台所に行くと、桜が料理担当の舎弟と一緒に料理をしていた。


「何やってんだ?」

「ああ、若。おはようございます! 桜の坊ちゃんがやりたいと言うんで」

「朝ごはんとお兄さんのお弁当作ったのっ」

「あ、ありがとうな」


お弁当、桜でんぶたくさんかかってるな。


ご飯がピンク色……。


「いただきますなの」

「はい、いただきます」

「桜ちゃん、おかわりはたくさんあるからねぇ」

「親父、顔緩みすぎだ」

「いやぁ、早くも孫が出来た気分だぁ」

「孫って……」


平日の朝はいつも憂鬱なはずなのに。


「お兄さん美味しい?」

「ああ。すげぇ美味い。桜はえらいな、お料理手伝って」

「若……久しぶりにわらいましたねっ!?」

「はぁ!?」


舎弟達は涙目だ。


「若がこんなに笑ったの久しぶりでぇ」

「確かにな。

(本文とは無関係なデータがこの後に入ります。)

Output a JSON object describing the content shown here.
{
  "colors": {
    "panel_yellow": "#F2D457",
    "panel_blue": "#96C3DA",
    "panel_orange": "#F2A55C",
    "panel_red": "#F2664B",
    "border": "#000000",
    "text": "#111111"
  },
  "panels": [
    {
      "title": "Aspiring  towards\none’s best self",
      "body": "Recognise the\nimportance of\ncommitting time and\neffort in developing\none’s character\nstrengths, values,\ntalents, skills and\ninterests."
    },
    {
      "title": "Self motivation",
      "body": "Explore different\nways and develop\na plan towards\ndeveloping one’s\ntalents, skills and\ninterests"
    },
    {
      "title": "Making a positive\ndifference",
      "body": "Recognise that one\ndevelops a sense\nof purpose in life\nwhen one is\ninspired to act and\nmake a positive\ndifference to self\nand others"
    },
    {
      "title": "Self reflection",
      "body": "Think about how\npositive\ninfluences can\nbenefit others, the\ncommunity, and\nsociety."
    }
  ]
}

大地の奴、いつもつまんなそうな顔してやがったからなぁ」

「お、親父まで!」

「お兄さんをいっぱいニコニコにするのっ」


そうか、俺……桜の前だと笑えるんだな。


「じゃあ、学校行ってくる」

「お兄さん行ってらっしゃいなの! お弁当どうぞなのっ」

「ああ、ありがとうな」

「学校頑張ってきてなの」

「おぅ! 帰ったら遊ぼうな」


桜に手を振り、学校へ向かう。


今日は良い気持ちで学校へ向かえるな。


「あれって東雲くん……? わ、笑ってる?」


帰ったら桜と何して遊ぼう?


ワクワクした気持ちでいっぱいだ。